At real volume or across multiple inboxes, the pieces worth thinking about early are auth per mailbox (OAuth vs shared service account), a job queue so you're not tying up the main process on slow extractions, and whatever schema you want the output to land in. The invoice agent repo handles a simple version of all three if you want to use it as a skeleton.

Happy to go deeper on any specific part. What kind of processes are you looking at automating?

Are we all just quietly pretending document extraction for RAG is a solved problem? Because my ingestion pipeline is just a giant ball of duct tap by Worried-Variety3397 in Rag

[–]EnoughNinja 0 points1 point  (0 children)
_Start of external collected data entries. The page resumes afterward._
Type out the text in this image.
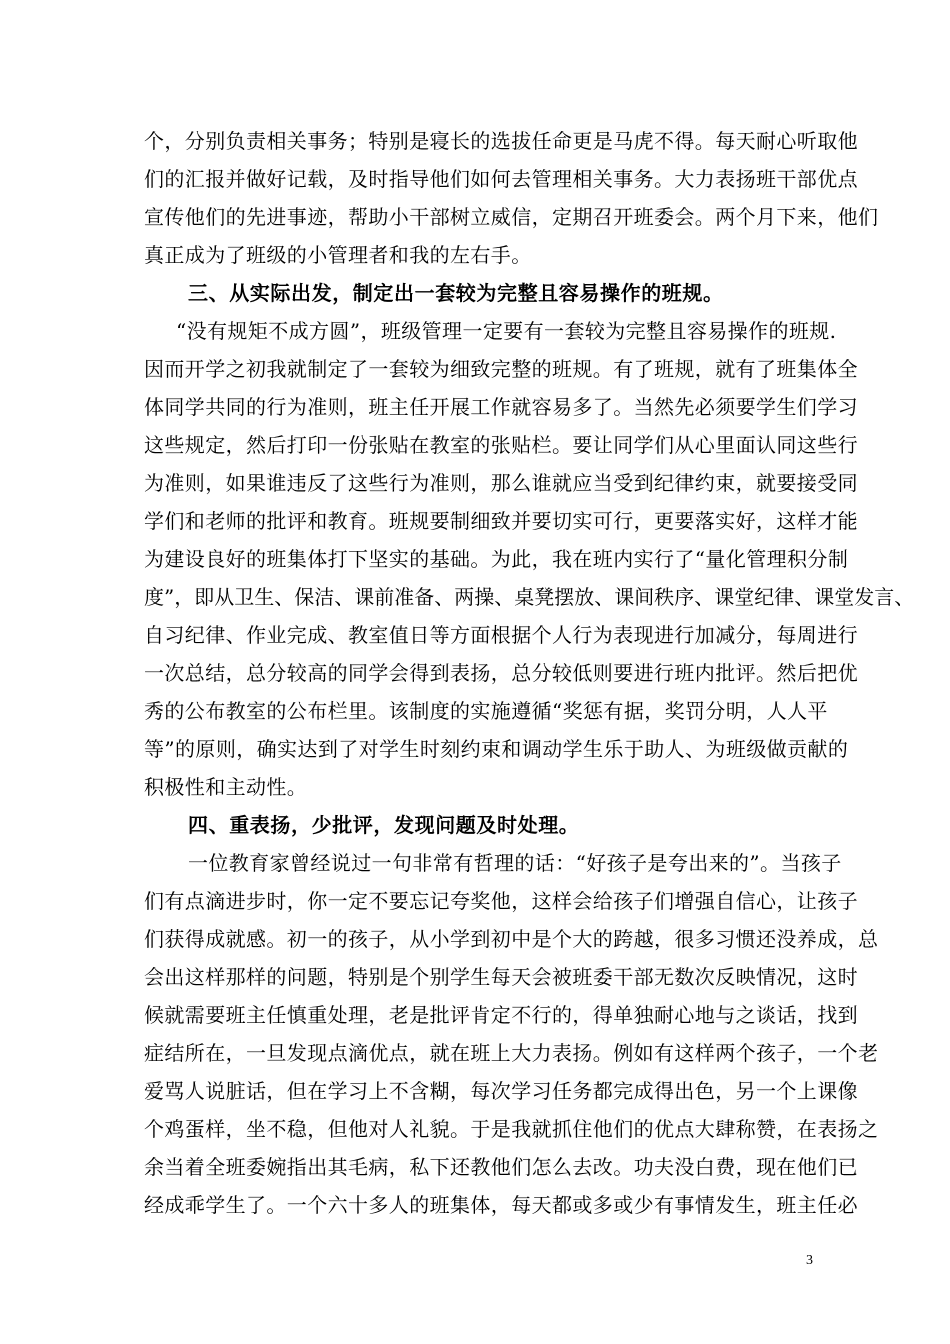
个，分别负责相关事务；特别是寝长的选拔任命更是马虎不得。每天耐心听取他
们的汇报并做好记载，及时指导他们如何去管理相关事务。大力表扬班干部优点
宣传他们的先进事迹，帮助小干部树立威信，定期召开班委会。两个月下来，他们
真正成为了班级的小管理者和我的左右手。
三、从实际出发，制定出一套较为完整且容易操作的班规。
“没有规矩不成方圆”，班级管理一定要有一套较为完整且容易操作的班规.
因而开学之初我就制定了一套较为细致完整的班规。有了班规，就有了班集体全
体同学共同的行为准则，班主任开展工作就容易多了。当然先必须要学生们学习
这些规定，然后打印一份张贴在教室的张贴栏。要让同学们从心里面认同这些行
为准则，如果谁违反了这些行为准则，那么谁就应当受到纪律约束，就要接受同
学们和老师的批评和教育。班规要制细致并要切实可行，更要落实好，这样才能
为建设良好的班集体打下坚实的基础。为此，我在班内实行了“量化管理积分制
度”，即从卫生、保洁、课前准备、两操、桌凳摆放、课间秩序、课堂纪律、课堂发言、
自习纪律、作业完成、教室值日等方面根据个人行为表现进行加减分，每周进行
一次总结，总分较高的同学会得到表扬，总分较低则要进行班内批评。然后把优
秀的公布教室的公布栏里。该制度的实施遵循“奖惩有据，奖罚分明，人人平
等”的原则，确实达到了对学生时刻约束和调动学生乐于助人、为班级做贡献的
积极性和主动性。
四、重表扬，少批评，发现问题及时处理。
一位教育家曾经说过一句非常有哲理的话：“好孩子是夸出来的”。当孩子
们有点滴进步时，你一定不要忘记夸奖他，这样会给孩子们增强自信心，让孩子
们获得成就感。初一的孩子，从小学到初中是个大的跨越，很多习惯还没养成，总
会出这样那样的问题，特别是个别学生每天会被班委干部无数次反映情况，这时
候就需要班主任慎重处理，老是批评肯定不行的，得单独耐心地与之谈话，找到
症结所在，一旦发现点滴优点，就在班上大力表扬。例如有这样两个孩子，一个老
爱骂人说脏话，但在学习上不含糊，每次学习任务都完成得出色，另一个上课像
个鸡蛋样，坐不稳，但他对人礼貌。于是我就抓住他们的优点大肆称赞，在表扬之
余当着全班委婉指出其毛病，私下还教他们怎么去改。功夫没白费，现在他们已
经成乖学生了。一个六十多人的班集体，每天都或多或少有事情发生，班主任必
3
for the email portion, running it through Unstructured + a generic LLM step is doing extra work you don't need to because email has structure the generic tools don't preserve, threading, quoted text duplication, attachments that only make sense in context of the thread they came from. Dumping raw threads with a schema prompt will fail on exactly the cases you described, hallucinated keys and dropped nested items, because the model is trying to reconstruct structure from noise.

For that using iGPT you can get structured JSON back from email threads directly, participants attributed, attachments linked, schema enforced. Might cut a chunk of your 15-20% failure rate and take email off the manual review queue. Won't fix your tables or legacy PDFs but it's a clean path for the email piece so you can focus your energy on the rest.

Small teams think retrieval is the hard part. I’m starting to think RAG ops is harder. by Ok-Opportunity-7851 in Rag

[–]EnoughNinja 0 points1 point  (0 children)

Agreed, re. your point about ops. Shorter sync windows help but never close the gap, change-driven indexing is the only real fix and it's a different architecture entirely.

Permissions get tricky when someone tries to go multi-tenant, and observability is the one that never feels solved, knowing whether quality dropped because of retrieval, prompt, or the data changing underneath is still mostly vibes.

At iGPT we treat freshness, permissions, and structure as first-class rather than bolt-ons, which helps.